Keeping My Studio Safe
  • Ensure first aid kit is stocked and fire extinguisher is maintained.
  • Wash all fabrics after each contact with skin including rope, hoods, clothing, and towels.
  • Bleach all floors and steam clean area rug each week or more often as needed.
  • Leather equipment/implements are scrubbed with soap, hot water and disinfectant to remove contaminants then conditioned to maintain quality.
  • Ensure all implements, furniture and equipment are in good working order and repair when required.
submissives Keeping yourself Safe
  • Have a light meal 2 hours before your session and arrive well hydrated and well rested.
  • Let your Dominant know if you want to take more or less. There is nothing more frustrating for Me than getting an email the day after a session from a submissive saying they wished I went harder. Harder I can do! All you need to do is ask.
  • Don’t be afraid to use your safe word or gesture. Calling “red” just means I will stop immediately and check in. We can decide together if we continue, modify or stop an activity.
  • Tell your Dominant if you are having sharp pain, dizziness, weakness or shortness of breath.
  • Tell your Dominant if you have tested positive for STIs or blood borne pathogens. This doesn’t mean they won’t play with you; it just means they will be able to do a better job of keeping you, themselves and others using the studio safe.
  • If you are playing with sharps or scat, ask your Dominant when they had their last STI testing (every 3 months is adequate and is the schedule I keep), what the results were and if their vaccinations are current.
  • Never play under the influence of alcohol or drugs as this can affect tolerance and communication. Being in an altered state ultimately negates consent making it impossible to engage in BDSM activities which should always be safe, sane and consensual.
  • Disclose if you have a history of depression (you will be more susceptible to sub drop), anxiety, PTSD or anything else that may affect your play or aftercare requirements.
  • Bring your own toys to a session or play party.

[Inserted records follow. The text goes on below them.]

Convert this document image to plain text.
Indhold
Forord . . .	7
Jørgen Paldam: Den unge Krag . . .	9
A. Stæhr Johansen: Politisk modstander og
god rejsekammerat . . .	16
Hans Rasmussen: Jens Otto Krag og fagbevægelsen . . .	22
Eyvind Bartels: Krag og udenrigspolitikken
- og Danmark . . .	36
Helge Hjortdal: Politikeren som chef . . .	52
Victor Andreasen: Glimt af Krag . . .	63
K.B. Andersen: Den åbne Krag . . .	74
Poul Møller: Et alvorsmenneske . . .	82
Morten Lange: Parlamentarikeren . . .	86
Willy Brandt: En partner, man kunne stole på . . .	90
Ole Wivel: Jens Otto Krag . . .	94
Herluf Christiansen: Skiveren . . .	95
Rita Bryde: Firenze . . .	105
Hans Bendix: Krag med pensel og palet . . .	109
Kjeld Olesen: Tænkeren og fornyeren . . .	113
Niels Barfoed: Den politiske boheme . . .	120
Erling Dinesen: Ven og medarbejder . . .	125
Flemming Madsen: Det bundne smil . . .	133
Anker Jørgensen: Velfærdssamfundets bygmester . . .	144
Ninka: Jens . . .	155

Many people feel more comfortable using their own gear and toys.
  • Listen to your body. If you need more time for aftercare or need a break during play, let your top know. Tell your Dominant about any known triggers and if they surface during a scene.
  • Trust your instincts. If someone or something doesn’t feel right, it’s OK to stop and leave the scene.
  • Consent can be withdrawn at any time. You do not owe it to your Dominant to continue with an activity that you previously consented to if you want to stop.